In year one, the itemized deduction for the GYFG household would be calculated by adding interest of $17,868 (at 4.5%) and property taxes of $10,000 (at 2%), for a total itemized deduction of $27,868. Following conventional wisdom to estimate their tax savings, they multiply $27,868 by their marginal tax rate of 30%, which would indicate an annual tax savings of $8,360. The GYFGs do a little happy dance in their heads.
Then tax time comes…and they realize that their math was significantly off. They forgot to account for the fact that the standard deduction is now $24,000 for a married couple and that their tax savings is only the difference between their itemized deductions and the standard deduction (because they would have had a $24,000 deduction regardless of their itemized deductions).
They do the math and find that their tax savings from home ownership should actually be calculated off of $3,868 ($27,868 – $24,000 = $3,868). Multiplying that figure by their marginal rate of 30% they realize their tax savings is a paltry $1,160 (only 14% of their original assumption). Happy dance ends…

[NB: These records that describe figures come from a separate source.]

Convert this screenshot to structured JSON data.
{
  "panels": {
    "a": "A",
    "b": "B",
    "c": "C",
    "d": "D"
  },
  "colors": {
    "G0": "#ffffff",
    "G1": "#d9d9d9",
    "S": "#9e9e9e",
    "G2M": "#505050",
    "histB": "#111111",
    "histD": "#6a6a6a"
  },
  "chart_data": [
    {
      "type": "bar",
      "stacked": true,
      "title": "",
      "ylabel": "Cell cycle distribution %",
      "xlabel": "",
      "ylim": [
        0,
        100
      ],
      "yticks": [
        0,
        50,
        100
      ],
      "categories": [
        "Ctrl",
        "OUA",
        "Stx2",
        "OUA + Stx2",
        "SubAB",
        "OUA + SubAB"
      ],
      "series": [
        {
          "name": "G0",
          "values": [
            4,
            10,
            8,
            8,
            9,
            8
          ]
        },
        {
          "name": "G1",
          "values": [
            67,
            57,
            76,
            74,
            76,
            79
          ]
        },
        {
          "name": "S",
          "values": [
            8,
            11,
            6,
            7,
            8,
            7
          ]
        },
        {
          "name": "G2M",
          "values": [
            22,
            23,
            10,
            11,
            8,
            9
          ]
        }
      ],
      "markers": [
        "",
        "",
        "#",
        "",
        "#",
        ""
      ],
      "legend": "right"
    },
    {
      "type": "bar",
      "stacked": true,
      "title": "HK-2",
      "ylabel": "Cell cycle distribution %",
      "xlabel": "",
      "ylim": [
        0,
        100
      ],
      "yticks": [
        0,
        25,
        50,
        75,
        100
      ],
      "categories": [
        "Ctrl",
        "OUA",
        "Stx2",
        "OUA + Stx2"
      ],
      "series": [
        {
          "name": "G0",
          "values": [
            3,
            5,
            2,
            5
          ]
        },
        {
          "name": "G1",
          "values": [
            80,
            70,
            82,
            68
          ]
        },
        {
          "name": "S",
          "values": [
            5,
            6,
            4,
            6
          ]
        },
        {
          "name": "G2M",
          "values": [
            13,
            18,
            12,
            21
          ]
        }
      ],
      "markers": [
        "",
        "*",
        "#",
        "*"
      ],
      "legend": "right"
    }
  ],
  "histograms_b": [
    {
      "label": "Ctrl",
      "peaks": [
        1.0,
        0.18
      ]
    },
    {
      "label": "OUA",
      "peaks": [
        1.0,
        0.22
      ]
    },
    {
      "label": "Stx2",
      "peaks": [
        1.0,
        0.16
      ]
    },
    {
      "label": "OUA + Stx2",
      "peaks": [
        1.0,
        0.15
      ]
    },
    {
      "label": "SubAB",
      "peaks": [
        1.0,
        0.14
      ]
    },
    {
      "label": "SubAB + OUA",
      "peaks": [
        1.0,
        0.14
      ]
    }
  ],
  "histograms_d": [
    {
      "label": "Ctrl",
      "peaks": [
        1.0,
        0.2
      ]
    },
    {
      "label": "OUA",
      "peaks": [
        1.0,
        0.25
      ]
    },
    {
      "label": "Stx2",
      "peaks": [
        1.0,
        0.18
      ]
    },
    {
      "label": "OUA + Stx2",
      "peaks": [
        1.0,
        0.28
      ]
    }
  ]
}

In hindsight, I realize that I should have based this example on the real position of the GYFG household, and not a fictional one that still resulted in a bit of tax savings, albeit tiny. In reality, for 2018 our itemized deductions will be approximately $22,000 ($12,000 mortgage interest, $7,500 property taxes, and $2,500 in state income taxes – far less than we will actually pay but all that is allowed under SALT), so we will be taking the standard deduction. The GYFG household gets zero tax benefits from home ownership, least of all for the debt interest we pay via our home mortgage. This is yet another motivating factor that convinced us to pay our house off even faster than we had originally planned.
What About the Average American?
The median home price (for a new home) in 2017 was $335,400. I don’t think I even have to do the math for you to see that the value of being able to itemize mortgage interest and property taxes is worthless to most taxpayers in the USA. Nonetheless, for the sake of thoroughness, and because we all know that MATH IS KING, I will show you the math. We will use all the same assumptions except we will assume that the median home price is the mortgage amount (which is a generous assumption that tries to make this a more favorable outcome).
Say the average American pays interest of $14,982 (at 4.5%) and property taxes of $6,708 (at 2%), for a total deduction of $21,690. As you can see, this is less than the standard deduction, so there is therefore no tax benefit to the average taxpayer. (Even worse, the average property tax paid in this country is even less than California’s 2% at 1.19%, further eroding the possibility of deduction benefit.)
I think the most obvious takeaway is to operate on a policy of trust but verify. Yes, there is potential for some tax savings through home ownership but it’s probably less than you think, and it might actually be zero. Don’t forget that the 2018 tax reform also set another new limit and now says that only the interest on up to a $750,000 mortgage is deductible (inclusive of interest paid on a HELOC; previous limits were $1M for mortgage and $100K for HELOC).
This also points out how fast the rules can change. It’s probably not a great idea to buy a house if your primary motivation is tax savings.
Also important to learn from this: debt is debt. With few exceptions – and getting fewer all the time – there is no “good debt.” Build your wealth-building structure on firm ground, without using debt of any kind as a long-term element of your foundation, and make sure that you aren’t spending a dollar to save 30 cents. Not only is that not smart, but even that savings can be taken away by forces beyond your control.
For the GYFG family, in particular, this is another incentive to pay the mortgage off early!